I often see posts on our forums from users asking what type of audio (WAV or MP3) they should import into Articulate Presenter, or people asking if it is better to import MP3 audio than WAV because they think that since MP3 files are smaller it will produce smaller output.

So to answer the question, "What audio file type should I use to import into Articulate Presenter?"

Use WAV files when possible when importing into Articulate Presenter.

Here are the facts:

Importing WAV files will produce the same output file size as MP3 files of the same length

If you are importing MP3 files in the hopes that it will produce smaller output file sizes don't bother.

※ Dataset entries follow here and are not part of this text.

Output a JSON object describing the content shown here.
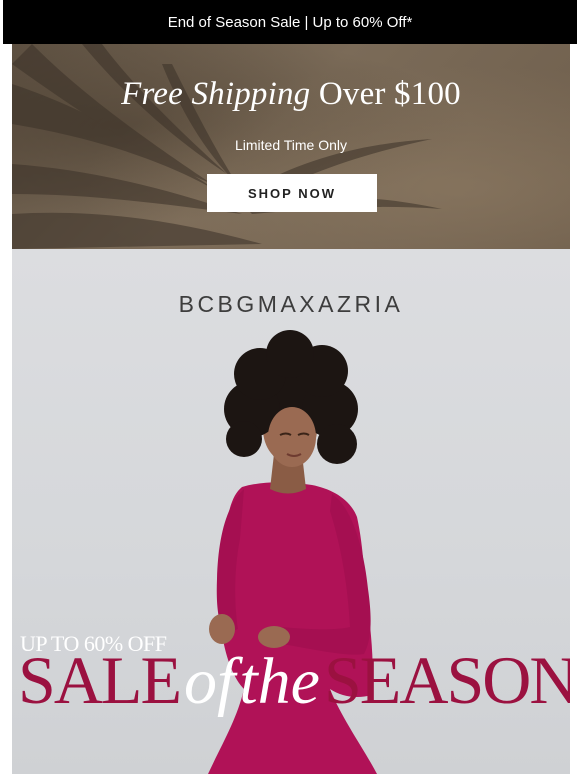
{
  "announcement": {
    "text": "End of Season Sale | Up to 60% Off*"
  },
  "shipping_banner": {
    "title_italic": "Free Shipping",
    "title_rest": "Over $100",
    "subtitle": "Limited Time Only",
    "button_label": "SHOP NOW"
  },
  "hero": {
    "brand": "BCBGMAXAZRIA",
    "promo_small": "UP TO 60% OFF",
    "headline_word1": "SALE",
    "headline_word2": "of",
    "headline_word3": "the",
    "headline_word4": "SEASON"
  },
  "colors": {
    "announcement_bg": "#000000",
    "accent_magenta": "#9b1140",
    "dress": "#b01257",
    "hero_bg": "#d8d9dc"
  }
}
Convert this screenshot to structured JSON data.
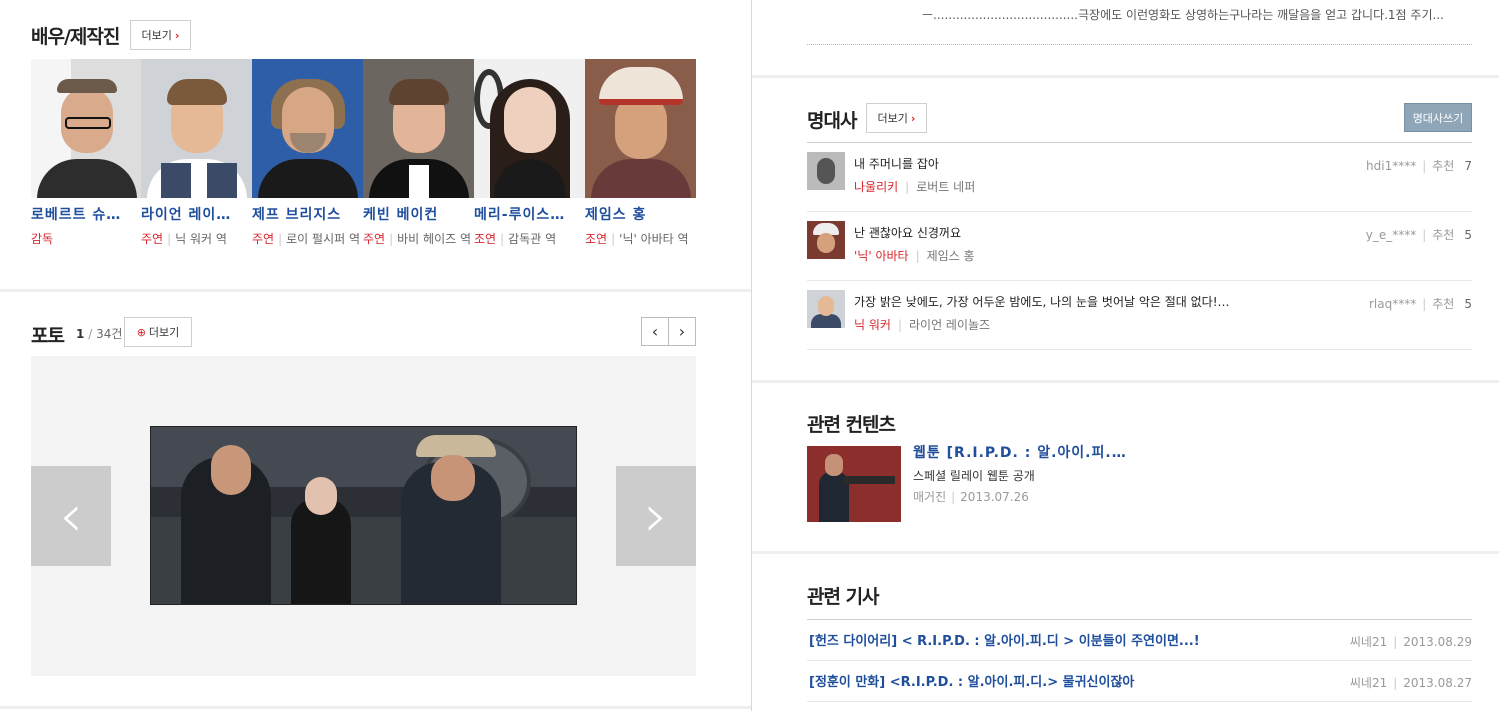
{
  "cast_section": {
    "title": "배우/제작진",
    "more_label": "더보기",
    "members": [
      {
        "name": "로베르트 슈…",
        "type": "감독",
        "role": ""
      },
      {
        "name": "라이언 레이…",
        "type": "주연",
        "role": "닉 워커 역"
      },
      {
        "name": "제프 브리지스",
        "type": "주연",
        "role": "로이 펄시퍼 역"
      },
      {
        "name": "케빈 베이컨",
        "type": "주연",
        "role": "바비 헤이즈 역"
      },
      {
        "name": "메리-루이스…",
        "type": "조연",
        "role": "감독관 역"
      },
      {
        "name": "제임스 홍",
        "type": "조연",
        "role": "'닉' 아바타 역"
      }
    ]
  },
  "photo_section": {
    "title": "포토",
    "current": "1",
    "total": "34건",
    "separator": "/",
    "more_label": "더보기"
  },
  "review_snippet": {
    "text": "ㅡ......................................극장에도 이런영화도 상영하는구나라는 깨달음을 얻고 갑니다.1점 주기..."
  },
  "quotes_section": {
    "title": "명대사",
    "more_label": "더보기",
    "write_label": "명대사쓰기",
    "recommend_label": "추천",
    "items": [
      {
        "quote": "내 주머니를 잡아",
        "character": "나울리키",
        "actor": "로버트 네퍼",
        "user": "hdi1****",
        "count": "7"
      },
      {
        "quote": "난 괜찮아요 신경꺼요",
        "character": "'닉' 아바타",
        "actor": "제임스 홍",
        "user": "y_e_****",
        "count": "5"
      },
      {
        "quote": "가장 밝은 낮에도, 가장 어두운 밤에도, 나의 눈을 벗어날 악은 절대 없다!…",
        "character": "닉 워커",
        "actor": "라이언 레이놀즈",
        "user": "rlaq****",
        "count": "5"
      }
    ]
  },
  "related_contents": {
    "title": "관련 컨텐츠",
    "item": {
      "title": "웹툰 [R.I.P.D. : 알.아이.피.…",
      "desc": "스페셜 릴레이 웹툰 공개",
      "source": "매거진",
      "date": "2013.07.26"
    }
  },
  "related_articles": {
    "title": "관련 기사",
    "items": [
      {
        "title": "[헌즈 다이어리] < R.I.P.D. : 알.아이.피.디 > 이분들이 주연이면...!",
        "source": "씨네21",
        "date": "2013.08.29"
      },
      {
        "title": "[정훈이 만화] <R.I.P.D. : 알.아이.피.디.> 물귀신이잖아",
        "source": "씨네21",
        "date": "2013.08.27"
      }
    ]
  },
  "colors": {
    "accent_red": "#d8262e",
    "link_blue": "#1f4e9c",
    "write_button": "#8fa6b8"
  }
}
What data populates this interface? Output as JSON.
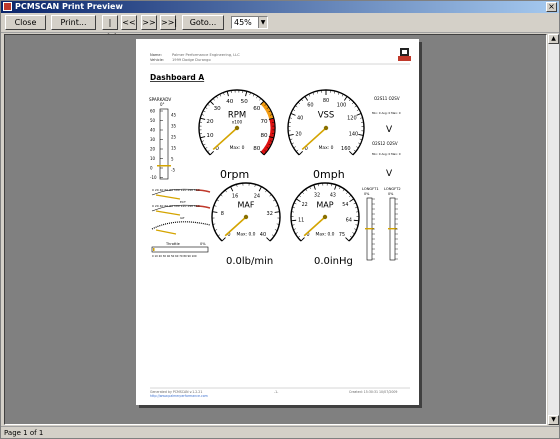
{
  "window": {
    "title": "PCMSCAN Print Preview",
    "close_glyph": "×"
  },
  "toolbar": {
    "close_label": "Close",
    "print_label": "Print...",
    "first_label": "|<<",
    "prev_label": "<<",
    "next_label": ">>",
    "last_label": ">>|",
    "goto_label": "Goto...",
    "zoom_value": "45%"
  },
  "status": {
    "page_text": "Page 1 of 1"
  },
  "report": {
    "name_label": "Name:",
    "name_value": "Palmer Performance Engineering, LLC",
    "vehicle_label": "Vehicle:",
    "vehicle_value": "1999 Dodge Durango",
    "section_title": "Dashboard A",
    "footer_generated": "Generated by PCMSCAN v.1.2.21",
    "footer_url": "http://www.palmerperformance.com",
    "footer_page": "-1-",
    "footer_created": "Created: 15:30:31 10/07/2009"
  },
  "gauges": {
    "rpm": {
      "name": "RPM",
      "sub": "x100",
      "max_text": "Max: 0",
      "reading": "0rpm",
      "ticks": [
        "0",
        "10",
        "20",
        "30",
        "40",
        "50",
        "60",
        "70",
        "80",
        "80"
      ]
    },
    "vss": {
      "name": "VSS",
      "max_text": "Max: 0",
      "reading": "0mph",
      "ticks": [
        "0",
        "20",
        "40",
        "60",
        "80",
        "100",
        "120",
        "140",
        "160"
      ]
    },
    "maf": {
      "name": "MAF",
      "max_text": "Max: 0.0",
      "reading": "0.0lb/min",
      "ticks": [
        "0",
        "8",
        "16",
        "24",
        "32",
        "40"
      ]
    },
    "map": {
      "name": "MAP",
      "max_text": "Max: 0.0",
      "reading": "0.0inHg",
      "ticks": [
        "0",
        "11",
        "22",
        "32",
        "43",
        "54",
        "64",
        "75"
      ]
    }
  },
  "o2": {
    "label_1": "O2S11 O2SV",
    "label_2": "O2S12 O2SV",
    "unit_1": "V",
    "unit_2": "V",
    "minmax_1": "Min: 0  Avg: 0  Max: 0",
    "minmax_2": "Min: 0  Avg: 0  Max: 0"
  },
  "spark": {
    "title": "SPARKADV",
    "unit": "0°",
    "ticks": [
      "60",
      "50",
      "40",
      "30",
      "20",
      "10",
      "0",
      "-10"
    ],
    "right_ticks": [
      "45",
      "35",
      "25",
      "15",
      "5",
      "-5"
    ]
  },
  "fuel_trim": {
    "label_1": "LONGFT1",
    "label_2": "LONGFT2",
    "pct_1": "0%",
    "pct_2": "0%"
  },
  "small": {
    "ect_label": "ECT",
    "iat_label": "IAT",
    "throttle_label": "Throttle",
    "throttle_pct": "0%",
    "scale_text": "0 10 20 30 40 50 60 70 80 90 100"
  }
}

The same audio file when imported in WAV format vs MP3 will produce the same output file size.

Imported MP3 files are converted to WAV when importing into Articulate Presenter
The reason we do this is that when using the Timeline Audio Editor the files must be in WAV format in order for us to edit the amount of audio that plays on each slide, so if you import MP3 files into Articulate Presenter we will automatically convert it back to WAV.

Imported MP3's audio quality will be less than imported WAVs
The MP3 audio format is a lossy format, meaning that when you convert WAV to MP3 the output file won't sound as good as the original WAV. Articulate Presenter will convert the WAV file to MP3 when published, but doing this conversion only once from WAV to MP3 will be less lossy, than converting to MP3, then converting to WAV, then converting to MP3. That being said, we always keep your source WAV on disk, so each time you publish it won't affect the quality of your audio file.

Articulate Presenter lets you specify the audio quality settings of the output MP3
If you want to use a specific audio bitrate for one reason or another, Articulate Presenter allows you to specify the audio quality settings for your ouput audio file. To change this go to Articulate>Library and Options>Quality and choose Custom. We allow you to specify any of the Audio Bitrates that Flash supports. By limiting you to only audio bitrates that Flash supports we prevent audio from sounding chipmunky.